Loaded LCAC's can be launched while underway on their own power. The ship needs to be ballasted at 0 - 6 inches at the sill. Loaded conventional landing craft (such as LCU, LCM-8, or LCM-6) are launched under their own power with the ship ballasted down sufficiently to float the craft. Amphibious vehicles (such as LVT and LARC-V) are launched under their own power with the ship ballasted just below the sill. The practice of carrying AAVP7s and conventional landing craft in the same well should be avoided for safety reasons. It does not provide a dry well for an AAVP7 in trouble to return due to the ballasting for the launch of the landing craft. In addition, if AAVP7s are stowed alongside a LCU in the well deck there is not enough room to fully shore up the LCU, thus creating a safety hazard in heavy weather.
The flight deck is fixed, as on LSD 41 class, has two landing spots, and is served by an 8-ton cargo elevator. Lighting, visual landing aides, and flight deck facilities are provided to allow launching / landing, and VERTREP/hover under minimum conditions of day and night VFR. The two landing spots allow for operation of aircraft as large as the CH-53E.

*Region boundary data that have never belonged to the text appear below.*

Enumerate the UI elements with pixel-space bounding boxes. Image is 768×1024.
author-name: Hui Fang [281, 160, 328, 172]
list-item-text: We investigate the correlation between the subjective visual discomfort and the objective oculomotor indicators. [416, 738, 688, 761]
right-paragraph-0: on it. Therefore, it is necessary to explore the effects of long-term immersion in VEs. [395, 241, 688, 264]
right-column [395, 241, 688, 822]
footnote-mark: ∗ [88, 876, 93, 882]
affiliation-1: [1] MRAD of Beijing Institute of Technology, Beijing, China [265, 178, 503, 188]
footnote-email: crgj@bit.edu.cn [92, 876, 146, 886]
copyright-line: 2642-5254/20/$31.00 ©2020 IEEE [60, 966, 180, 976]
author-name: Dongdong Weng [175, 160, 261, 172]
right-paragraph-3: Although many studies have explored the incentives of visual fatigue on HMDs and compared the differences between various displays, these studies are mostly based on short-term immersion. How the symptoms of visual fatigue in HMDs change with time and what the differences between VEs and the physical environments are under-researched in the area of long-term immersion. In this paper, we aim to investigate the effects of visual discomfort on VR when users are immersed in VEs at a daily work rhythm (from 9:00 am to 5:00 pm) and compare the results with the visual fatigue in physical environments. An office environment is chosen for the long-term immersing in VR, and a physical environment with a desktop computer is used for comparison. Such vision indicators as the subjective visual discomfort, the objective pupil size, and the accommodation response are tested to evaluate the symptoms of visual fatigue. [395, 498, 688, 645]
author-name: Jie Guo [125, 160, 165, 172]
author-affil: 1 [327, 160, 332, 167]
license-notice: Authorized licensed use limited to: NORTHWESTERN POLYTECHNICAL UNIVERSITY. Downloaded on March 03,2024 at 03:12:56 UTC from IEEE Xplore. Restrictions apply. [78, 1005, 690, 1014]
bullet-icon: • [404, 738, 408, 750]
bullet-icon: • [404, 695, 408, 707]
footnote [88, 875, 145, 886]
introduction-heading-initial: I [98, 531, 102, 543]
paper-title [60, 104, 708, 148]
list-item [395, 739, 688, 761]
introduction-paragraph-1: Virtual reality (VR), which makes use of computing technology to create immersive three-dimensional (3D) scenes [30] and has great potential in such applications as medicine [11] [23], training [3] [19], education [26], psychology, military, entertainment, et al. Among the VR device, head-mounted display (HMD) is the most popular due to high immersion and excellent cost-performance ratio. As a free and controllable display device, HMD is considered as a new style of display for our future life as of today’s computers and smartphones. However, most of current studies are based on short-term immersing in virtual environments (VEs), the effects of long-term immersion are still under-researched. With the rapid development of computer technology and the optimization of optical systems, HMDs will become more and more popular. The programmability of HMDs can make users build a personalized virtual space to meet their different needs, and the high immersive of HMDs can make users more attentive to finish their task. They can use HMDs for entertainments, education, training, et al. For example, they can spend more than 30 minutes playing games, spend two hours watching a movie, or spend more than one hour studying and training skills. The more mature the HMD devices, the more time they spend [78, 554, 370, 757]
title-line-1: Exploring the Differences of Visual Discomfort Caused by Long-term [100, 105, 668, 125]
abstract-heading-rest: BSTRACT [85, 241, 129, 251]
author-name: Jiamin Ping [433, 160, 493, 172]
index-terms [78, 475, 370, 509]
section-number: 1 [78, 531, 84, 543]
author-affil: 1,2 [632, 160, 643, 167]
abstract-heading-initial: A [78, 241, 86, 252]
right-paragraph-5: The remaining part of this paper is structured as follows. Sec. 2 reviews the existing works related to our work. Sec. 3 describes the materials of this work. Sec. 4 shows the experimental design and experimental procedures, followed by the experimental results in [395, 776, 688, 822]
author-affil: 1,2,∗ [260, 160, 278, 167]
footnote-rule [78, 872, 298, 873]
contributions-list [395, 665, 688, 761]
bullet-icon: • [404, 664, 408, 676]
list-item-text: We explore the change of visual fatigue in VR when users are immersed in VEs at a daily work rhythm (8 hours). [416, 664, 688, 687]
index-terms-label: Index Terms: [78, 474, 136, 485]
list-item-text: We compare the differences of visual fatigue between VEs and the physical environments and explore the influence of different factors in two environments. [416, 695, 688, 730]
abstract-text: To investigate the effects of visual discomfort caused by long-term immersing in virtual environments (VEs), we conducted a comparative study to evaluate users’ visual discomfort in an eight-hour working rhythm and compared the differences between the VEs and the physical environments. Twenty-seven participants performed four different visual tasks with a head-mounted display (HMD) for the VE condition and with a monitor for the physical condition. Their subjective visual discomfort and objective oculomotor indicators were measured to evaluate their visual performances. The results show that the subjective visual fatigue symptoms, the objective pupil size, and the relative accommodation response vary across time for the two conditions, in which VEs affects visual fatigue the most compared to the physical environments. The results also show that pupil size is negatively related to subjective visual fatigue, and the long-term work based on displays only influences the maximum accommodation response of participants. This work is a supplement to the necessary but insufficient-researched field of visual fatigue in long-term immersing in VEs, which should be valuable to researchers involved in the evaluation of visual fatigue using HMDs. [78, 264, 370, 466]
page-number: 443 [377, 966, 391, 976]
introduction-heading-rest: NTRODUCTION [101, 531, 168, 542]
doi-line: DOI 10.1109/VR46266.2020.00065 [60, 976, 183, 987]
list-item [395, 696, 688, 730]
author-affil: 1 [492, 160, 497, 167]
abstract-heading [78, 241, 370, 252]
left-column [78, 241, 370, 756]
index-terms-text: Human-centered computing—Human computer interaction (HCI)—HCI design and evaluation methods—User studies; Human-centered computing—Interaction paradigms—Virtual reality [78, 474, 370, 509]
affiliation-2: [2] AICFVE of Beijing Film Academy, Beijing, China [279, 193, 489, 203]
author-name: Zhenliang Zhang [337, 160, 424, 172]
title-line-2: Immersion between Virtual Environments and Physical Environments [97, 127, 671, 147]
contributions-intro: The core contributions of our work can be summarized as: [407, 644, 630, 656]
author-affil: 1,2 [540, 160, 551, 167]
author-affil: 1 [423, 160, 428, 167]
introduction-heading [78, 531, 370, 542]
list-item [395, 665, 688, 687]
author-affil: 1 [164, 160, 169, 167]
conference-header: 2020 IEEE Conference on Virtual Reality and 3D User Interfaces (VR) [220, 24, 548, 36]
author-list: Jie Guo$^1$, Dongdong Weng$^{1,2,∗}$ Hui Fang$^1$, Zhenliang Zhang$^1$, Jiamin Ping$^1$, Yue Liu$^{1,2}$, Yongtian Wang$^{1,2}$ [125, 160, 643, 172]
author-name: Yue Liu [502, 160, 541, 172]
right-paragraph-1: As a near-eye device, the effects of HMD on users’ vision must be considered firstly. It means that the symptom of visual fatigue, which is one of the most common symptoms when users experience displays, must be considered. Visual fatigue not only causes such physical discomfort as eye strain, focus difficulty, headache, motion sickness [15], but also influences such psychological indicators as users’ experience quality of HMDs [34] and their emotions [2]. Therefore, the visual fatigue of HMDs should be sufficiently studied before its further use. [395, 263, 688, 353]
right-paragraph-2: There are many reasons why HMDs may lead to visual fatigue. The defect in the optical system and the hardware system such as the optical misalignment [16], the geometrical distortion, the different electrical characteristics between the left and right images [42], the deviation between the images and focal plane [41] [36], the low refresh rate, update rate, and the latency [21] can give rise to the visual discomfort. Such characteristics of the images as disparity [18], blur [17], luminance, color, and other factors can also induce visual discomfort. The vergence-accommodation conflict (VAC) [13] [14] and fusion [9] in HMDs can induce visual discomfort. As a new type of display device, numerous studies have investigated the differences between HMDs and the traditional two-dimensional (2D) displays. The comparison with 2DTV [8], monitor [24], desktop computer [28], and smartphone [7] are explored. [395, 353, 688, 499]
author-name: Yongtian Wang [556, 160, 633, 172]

When the Department of the Navy lift study was completed in May 1983, the authors realized the most critical shortfall not addressed up to that time was in cargo lift capability. Thus the follow-on to the LSD 41 class was born. At first it was to be a new class of ship; however, as the process of design approval continued, the Navy realized that considerable time and money could be saved by modifying the LSD 41 class, for the LSD 49 and beyond. In the forward half of the LSD 41 well deck, in the area allocated for two LCAC, Naval Sea Systems Command designed a covered ramp with cargo space beneath. Other changes were necessary in various parts of the ship to compensate for the added weight, but essentially, the changes amount only to a broad modification of the baseline ship.

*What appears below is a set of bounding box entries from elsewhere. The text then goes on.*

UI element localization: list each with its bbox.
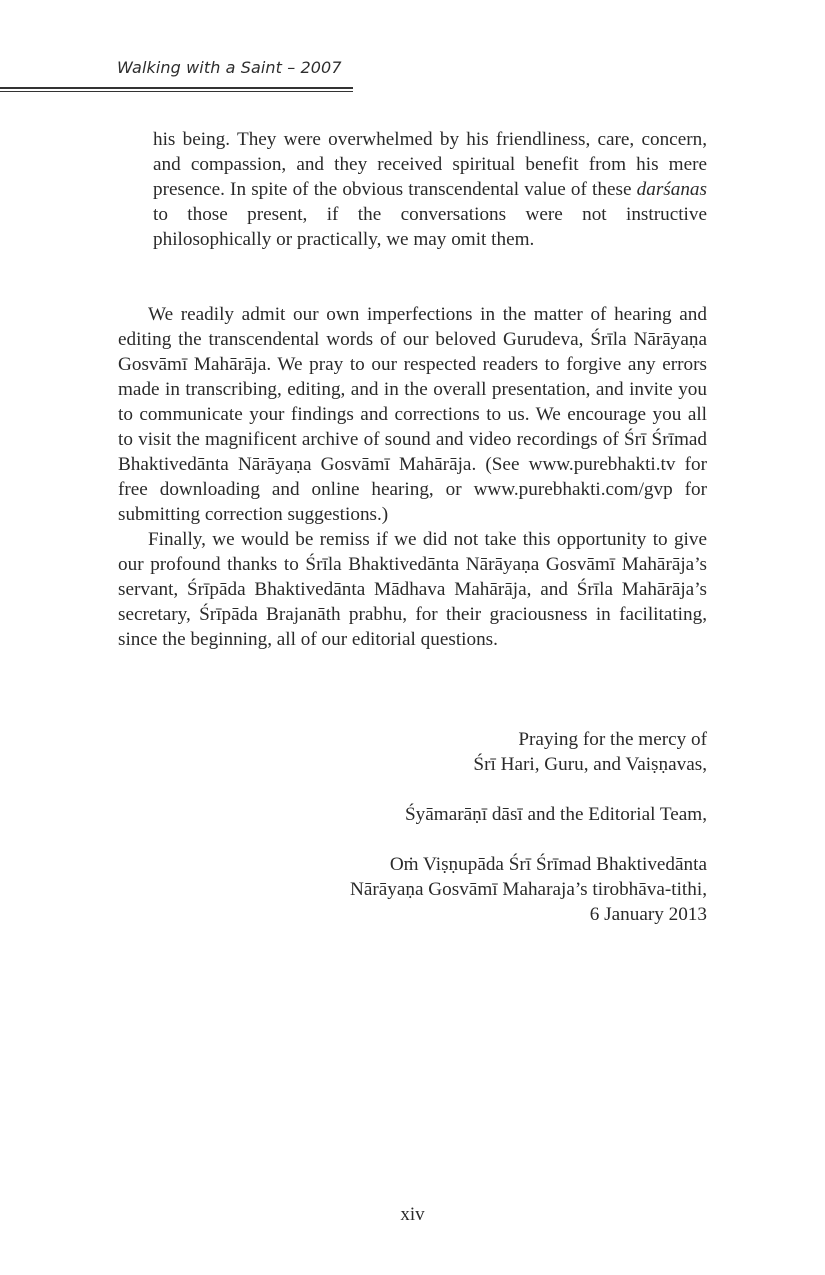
signature-line-3: Śyāmarāṇī dāsī and the Editorial Team,: [404, 804, 707, 825]
signature-line-2: Śrī Hari, Guru, and Vaiṣṇavas,: [473, 754, 707, 775]
indented-quote-block: [153, 127, 707, 252]
signature-date: [350, 852, 707, 927]
signature-author: [405, 802, 707, 827]
running-header-title: Walking with a Saint – 2007: [117, 58, 342, 77]
header-rule-thin: [0, 91, 353, 92]
quote-text-end: to those present, if the conversations were not instructive philosophically or practically, we may omit them.: [153, 204, 707, 250]
header-rule-thick: [0, 87, 353, 89]
signature-line-4: Oṁ Viṣṇupāda Śrī Śrīmad Bhaktivedānta: [389, 854, 707, 875]
page-number: xiv: [400, 1204, 425, 1225]
signature-line-1: Praying for the mercy of: [518, 729, 707, 750]
signature-line-6: 6 January 2013: [589, 904, 707, 925]
paragraph-imperfections: We readily admit our own imperfections in the matter of hearing and editing the transcendental words of our beloved Gurudeva, Śrīla Nārāyaṇa Gosvāmī Mahārāja. We pray to our respected readers to forgive any errors made in transcribing, editing, and in the overall presentation, and invite you to communicate your findings and corrections to us. We encourage you all to visit the magnificent archive of sound and video recordings of Śrī Śrīmad Bhaktivedānta Nārāyaṇa Gosvāmī Mahārāja. (See www.purebhakti.tv for free downloading and online hearing, or www.purebhakti.com/gvp for submitting correction suggestions.): [118, 304, 707, 525]
quote-italic-term: darśanas: [636, 179, 707, 200]
signature-line-5: Nārāyaṇa Gosvāmī Maharaja’s tirobhāva-tithi,: [350, 879, 707, 900]
quote-text-start: his being. They were overwhelmed by his friendliness, care, concern, and compassion, and they received spiritual benefit from his mere presence. In spite of the obvious transcendental value of these: [153, 129, 707, 200]
paragraph-thanks: Finally, we would be remiss if we did not take this opportunity to give our profound thanks to Śrīla Bhaktivedānta Nārāyaṇa Gosvāmī Mahārāja’s servant, Śrīpāda Bhaktivedānta Mādhava Mahārāja, and Śrīla Mahārāja’s secretary, Śrīpāda Brajanāth prabhu, for their graciousness in facilitating, since the beginning, all of our editorial questions.: [118, 529, 707, 650]
signature-prayer: [473, 727, 707, 777]
body-text: [118, 302, 707, 652]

The class was called LSD 41 Cargo Variant class (or LSD 41(CV). In 1987, the Navy requested $324.2 million to fund one LSD-41 (Cargo Variant). USS HARPERS FERRY (LSD 49) was built by Avondale Industries in New Orleans, Louisiana. It was commissioned on January 7, 1995, the first of the United States Navy's four new cargo variants of the Whidbey Island Class (LSD 41) of Landing Dock Ships.
To achieve force level objectives, there were to be at least six LSD 41(CV) ships in addition to the mix of LHDs, LSD 41s, and other amphibious ships. Beyond that, the Navy expected to keep building the LSD 41(CV)s to sustain the lift capability as older ships retired. As of 1989 estimates were that 12 LSD 41(CV)s might eventually be delivered. Procurement plans provided for the Navy to request one LSD-41(CV) per year through 2000 in order to continue to meet the amphibious lift requirement. In 1991 Navy requested $245,134,000 for the LSD -41 Cargo Variant, but the appropriations conferees provide no funds for the program. Due to cost growth in the program, in 1992 the House appropriated addition money for the LSD-41 cargo variant program, in the amount of $27,000,000 for 1992, $31,000,000 for 1994, and $30,000,000 for 1995. The Senate appropriated a total of $300,000,000 for the LSD-41 cargo variant ship program, in addition to the House figures for cost growth on the prior years program. Although no funds were requested for the program the following year, $300,000,000 was appropriated at the initiative of the House.